Together with Mark Green, Francisco Rowe, and Alex Singleton, we have a new paper out in the Journal of Geographical Systems pushing forward the idea of Open Data Products as a vehicle to make (Geographic) Data Science more impactful.

We define Open Data Product as “the open result of transparent processes through which a variety of data (open and not) are turned into accessible information through a service, infrastructure, analytics or a combination of all of them, where each step of development follows open principles. We argue there’re at least three building blocks of an ODP: a need, a value proposition, Geographic Data Science, and outreach. Let me unpack each a bit.

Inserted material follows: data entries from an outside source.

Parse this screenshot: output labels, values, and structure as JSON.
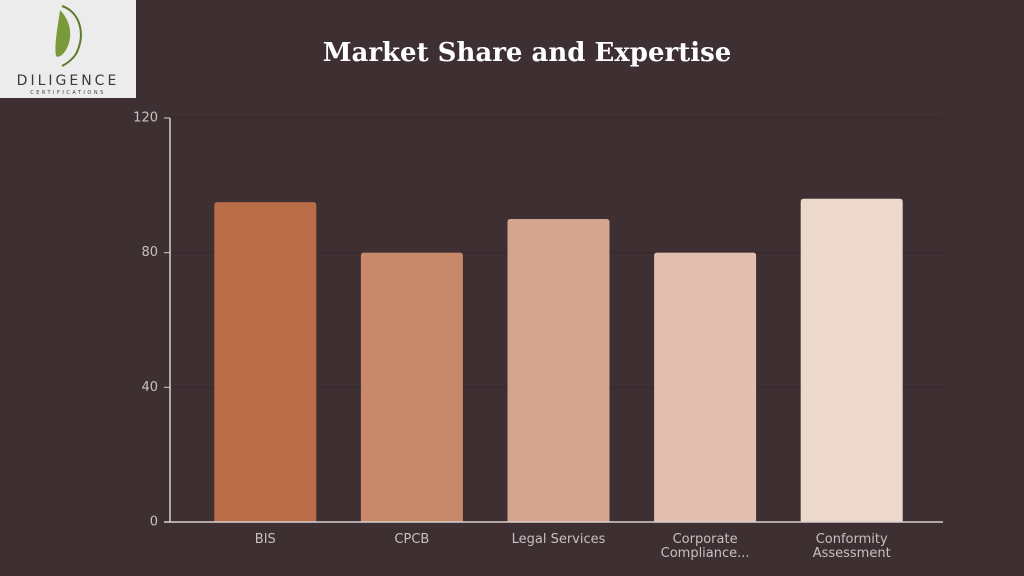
{
  "logo": {
    "name": "DILIGENCE",
    "tagline": "CERTIFICATIONS"
  },
  "chart_data": {
    "type": "bar",
    "title": "Market Share and Expertise",
    "categories": [
      "BIS",
      "CPCB",
      "Legal Services",
      "Corporate Compliance...",
      "Conformity Assessment"
    ],
    "values": [
      95,
      80,
      90,
      80,
      96
    ],
    "colors": [
      "#b96d48",
      "#c8896b",
      "#d4a58c",
      "#e2bfae",
      "#ecd9cc"
    ],
    "ylim": [
      0,
      120
    ],
    "yticks": [
      0,
      40,
      80,
      120
    ],
    "grid": true
  }
}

First, the need. ODPs are born out of trying to scratch an itch. We think this process is most useful when co-produced with stake-holders who’ll benefit from it most. The recent award to our own Mark Green and Jacob MacDonald for Local Data Spaces is a great example.

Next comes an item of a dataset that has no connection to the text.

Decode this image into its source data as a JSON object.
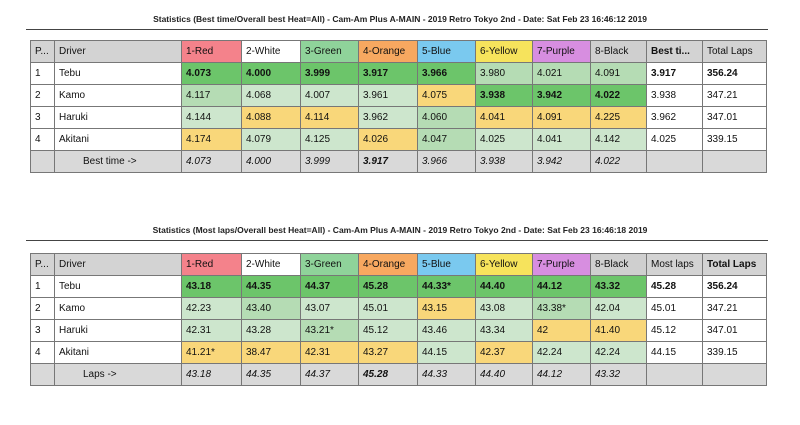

Second, value: it’s not enough to identify a gap, ODPs also need to fill it beyond what is available. This means publishing existing datasets on their own is usually not enough. So, how do you add value?

Third, Geographic Data Science. Geographic Data Science: we argue, given the undergoing data revolution where many datasets are not quite ready for use at the point of release, much of the contribution of ODPs resides in applying (Geographic) Data Science to turn them into analysis-ready.

Fourth, outreach. Just because something is “out there” doesn’t mean people know about it or will use it. Paraphrasing the old say: “if you build it, they’ll come… if you call them, signpost the way, and welcome them”. Another home-grown example of good outreach includes the work led by our own Francisco Rowe and Nikos Patias to inform policies on inequalities in the UK.

In the paper we also identify challenges that will probably make the world see less ODPs than it should, mostly related to incentives & sustainability. We need to be mindful and work around them… And, finally, we close drawing parallels w/ the open source software revolution from 20 years ago. The “new kid in the block” is not software anymore but data, and most research will be unlocked (or not) by what we do with them.

A last note: we started this four years ago and a lot has happened in the world of data. If anything, my personal view is we underestimated the effects of some of the developments we documented.

In any case, it is now out for everyone to read and, hopefully, comment/rant/(dis)agree and stimulate the conversation so we can make the most out of what we believe is the most significant changes for the (social) sciences this century.